Proposals now on the table include a focus on derelict buildings, an indoor market, better signage, attractive public gathering spaces, more trees and flowers, shop front improvements and a “coherent visual identity that reflects Wick’s character and history”.
Wick and East Caithness councillors Raymond Bremner, Willie Mackay, Andrew Sinclair and Nicola Sinclair joined forces to host a meeting for residents, business owners and retailers from the immediate town centre area.
In a detailed presentation, the councillors outlined work undertaken to date, which included four town centre tours, hundreds of images, a mapping exercise, monthly meetings with council regeneration and planning officers, and meetings with key stakeholders.
The councillors have already identified various funding possibilities – including council investment – and currently have an application pending with Sustrans for a town centre design project.

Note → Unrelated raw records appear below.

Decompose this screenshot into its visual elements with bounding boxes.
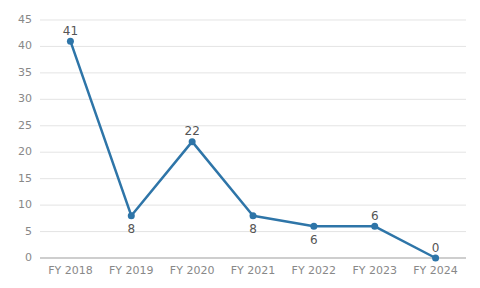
line: [70, 41, 435, 258]
grid-line: [40, 152, 466, 153]
point: [67, 38, 74, 45]
grid-line: [40, 258, 466, 259]
x-tick-label: FY 2022: [292, 264, 337, 277]
grid-line: [40, 72, 466, 73]
x-tick-label: FY 2024: [413, 264, 458, 277]
data-label: 6: [310, 233, 318, 247]
x-axis-line: [40, 258, 466, 259]
grid-line: [40, 99, 466, 100]
data-label: 0: [432, 241, 440, 255]
point: [128, 212, 135, 219]
point: [250, 212, 257, 219]
point: [432, 255, 439, 262]
data-label: 8: [249, 222, 257, 236]
y-tick-label: 40: [18, 39, 32, 52]
y-tick-label: 5: [25, 225, 32, 238]
point: [310, 223, 317, 230]
chart-container: 0 5 10 15 20 25 30 35 40 45 FY 2018 FY 2019 FY 2020 F…: [0, 0, 480, 288]
y-tick-label: 10: [18, 198, 32, 211]
grid-line: [40, 46, 466, 47]
x-tick-label: FY 2021: [231, 264, 276, 277]
x-tick-label: FY 2019: [109, 264, 154, 277]
y-tick-label: 20: [18, 145, 32, 158]
plot-area: [67, 38, 439, 262]
data-label: 22: [185, 124, 200, 138]
grid-line: [40, 178, 466, 179]
chart: 0 5 10 15 20 25 30 35 40 45 FY 2018 FY 2019 FY 2020 F…: [0, 0, 480, 288]
x-tick-label: FY 2020: [170, 264, 215, 277]
y-tick-label: 0: [25, 251, 32, 264]
point: [189, 138, 196, 145]
y-tick-label: 45: [18, 13, 32, 26]
grid-line: [40, 125, 466, 126]
y-tick-label: 25: [18, 119, 32, 132]
grid-line: [40, 20, 466, 21]
y-tick-label: 35: [18, 66, 32, 79]
data-label: 8: [127, 222, 135, 236]
grid: [40, 20, 466, 258]
point: [371, 223, 378, 230]
x-tick-label: FY 2023: [352, 264, 397, 277]
y-tick-label: 30: [18, 92, 32, 105]
y-tick-label: 15: [18, 172, 32, 185]
grid-line: [40, 205, 466, 206]
x-tick-label: FY 2018: [48, 264, 93, 277]
data-label: 41: [63, 24, 78, 38]
data-label: 6: [371, 209, 379, 223]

Speaking on behalf of all four Wick councillors, Councillor Nicola Sinclair said: ‘We’ve done extensive groundwork and research into town centre regeneration since our election nearly two years ago, and the successful initiatives are the ones that try to do things differently.
“We won’t turn the town centre around by hoping for a big new retail chain, nor should we.
‘I feel that Wick town centre is a No Man’s Land between our beautiful Riverside and the now-vibrant Harbour.
“We need to give it its own distinct identity and style, which gives visitors and locals a warm welcome and reflects our proud maritime and civic history.
‘We have an incredible voluntary sector here and elected members are working across party lines to find a way to make this happen.
“In these financial times we need to get creative, but we genuinely believe it can be done, if we all work together.”